Objective

The objective of this dataset [1] is to introduce the R-package “XPolaris”, a collection of functions for retrieving soil data from the POLARIS database [2, 3]. Although POLARIS raster images are easily accessible and a client API (Application Programming Interface) has been recently released [4], programming skills are necessary to retrieve large amounts of data. Therefore, the core functionalities of XPolaris will facilitate accessing soil data regardless of the number of geographical locations. Due to a large volume of data in each raster image, efficient coding is necessary to match the user need with a minimum download requirement. Examples of research publications taking advantage of soil information from the POLARIS database are presented below:

In [5], gridded soil data (soil organic matter, clay, silt, and sand at 0–15 cm) was obtained for 679 site-years across North America. The research aimed to predict corn yield using a machine learning algorithm (conditional random forests). About 50% of corn yield variability was explained by crop management and soil variables, with previous crop and soil organic matter as the most relevant features.

In [6], soil water variables (ksat, θsaturated, θresdiual, and van Genuchten–Mualem parameters) from 95 US locations were used in the SWAP model for simulating crop evapotranspiration reduction (drought stress). The project aimed to predict soybean biological nitrogen fixation using linear model regularization (elastic net). This method identified soil and weather variables most strongly associated with nitrogen fixation (40% of evaluated features).

Data description

Data files are deposited in the Harvard Dataverse repository “Retrieving POLARIS data using R-software” [1]. The RMarkdown file (*.rmd) (Data file 1 in Table 1) was generated using R version 4.0.3 (MacOS, 64-bit) and R-studio v1.4.1103. It intends to present XPolaris and its core functionalities. There is no limit on the amount of data retrieved by the user. However, the image download depends on internet connection and large objects can surpass the memory limit of the R environment and/or machine. The code chunks must be executed in the order they are presented in the RMarkdown file. Users can replace the location data with their own.

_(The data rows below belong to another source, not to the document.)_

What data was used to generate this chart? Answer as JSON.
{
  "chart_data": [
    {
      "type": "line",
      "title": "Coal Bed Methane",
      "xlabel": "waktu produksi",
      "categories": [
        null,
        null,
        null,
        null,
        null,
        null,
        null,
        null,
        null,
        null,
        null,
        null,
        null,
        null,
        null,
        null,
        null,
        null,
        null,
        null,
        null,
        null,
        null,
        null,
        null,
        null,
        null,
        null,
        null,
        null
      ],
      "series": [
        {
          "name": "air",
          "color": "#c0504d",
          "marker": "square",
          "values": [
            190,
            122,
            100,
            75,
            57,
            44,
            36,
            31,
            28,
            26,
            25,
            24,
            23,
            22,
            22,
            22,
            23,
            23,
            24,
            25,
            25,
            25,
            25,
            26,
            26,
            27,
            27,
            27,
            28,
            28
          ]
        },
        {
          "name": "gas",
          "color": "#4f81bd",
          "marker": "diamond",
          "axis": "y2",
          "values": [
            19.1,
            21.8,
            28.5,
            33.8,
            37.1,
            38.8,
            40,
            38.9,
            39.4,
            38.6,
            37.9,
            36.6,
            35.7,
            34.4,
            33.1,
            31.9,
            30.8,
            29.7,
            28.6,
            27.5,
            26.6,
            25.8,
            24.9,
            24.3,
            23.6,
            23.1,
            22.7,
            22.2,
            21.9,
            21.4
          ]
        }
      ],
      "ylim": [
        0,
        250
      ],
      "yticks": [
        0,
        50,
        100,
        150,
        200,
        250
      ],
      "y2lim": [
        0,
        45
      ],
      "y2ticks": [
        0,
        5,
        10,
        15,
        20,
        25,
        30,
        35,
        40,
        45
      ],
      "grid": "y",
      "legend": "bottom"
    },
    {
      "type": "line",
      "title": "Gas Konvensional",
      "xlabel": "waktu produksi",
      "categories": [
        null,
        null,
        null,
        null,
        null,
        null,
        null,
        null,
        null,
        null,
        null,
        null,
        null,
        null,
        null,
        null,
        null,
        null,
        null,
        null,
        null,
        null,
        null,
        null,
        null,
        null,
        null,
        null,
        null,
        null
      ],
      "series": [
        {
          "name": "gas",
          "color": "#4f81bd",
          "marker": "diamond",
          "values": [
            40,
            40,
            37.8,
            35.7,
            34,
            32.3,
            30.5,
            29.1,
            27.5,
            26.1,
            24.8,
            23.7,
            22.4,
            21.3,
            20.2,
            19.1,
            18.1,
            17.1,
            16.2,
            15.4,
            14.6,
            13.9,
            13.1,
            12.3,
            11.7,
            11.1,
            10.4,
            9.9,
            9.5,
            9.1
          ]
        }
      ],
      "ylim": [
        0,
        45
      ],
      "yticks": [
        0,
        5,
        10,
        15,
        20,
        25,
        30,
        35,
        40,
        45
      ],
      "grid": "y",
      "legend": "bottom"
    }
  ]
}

Table 1 Overview of data files/data sets

In the tutorial portable document file (*.pdf) (Data file 2 in Table 1) users are introduced to the input format (Sect. “Introduction” of the tutorial) and the three functions related to: (1) checking images from which location data must be retrieved (Sect. “Location areas”); (2) downloading raster images covering requested soil variables and depths (Sect. “Downloading images”); and (3) extracting the soil data from the images to generate a CSV output for further analyses (Sect. “Extracting soil data”). Details on the function arguments are included in another portable document file (*.pdf) (Data file 3 in Table 1).

The POLARIS database provides 13 soil variables (Data file 2 in Table 1) related to physical and chemical properties (e.g., soil organic matter, pH, clay, silt, sand, bulk density, ksat, etc.) at six different depth layers (0–5, 5–15, 15–30, 30–60, 60–100, and 100–200 cm) and a 30-m spatial resolution. Because the database was constructed from a probabilistic model [7], values are summarized by their mean, mode, median (p50), 5th (p5) and 95th (p95) percentiles. All POLARIS raster files use a geographic coordinate system (GCS) and the WGS84 datum.

The CSV file (Dataset 1 in Table 1) is an example of location input, containing three geographical coordinates in Kansas for which soil data will be retrieved and the R functions will be tested. The example data also comes with the XPolaris package [8]. XPolaris facilitates code implementation by exempting users from writing extensive functions. In addition, the package was tested across different operating systems, being released in CRAN [9].

Limitations

  • The local machine must have available disk space to store the raster images.

  • Visualization functions are not included for the retrieved soil data.

  • Currently, soil data cannot be summarized within spatial polygons.

  • Soil data output is not directly compatible with crop simulation models (e.g., APSIM, DSSAT).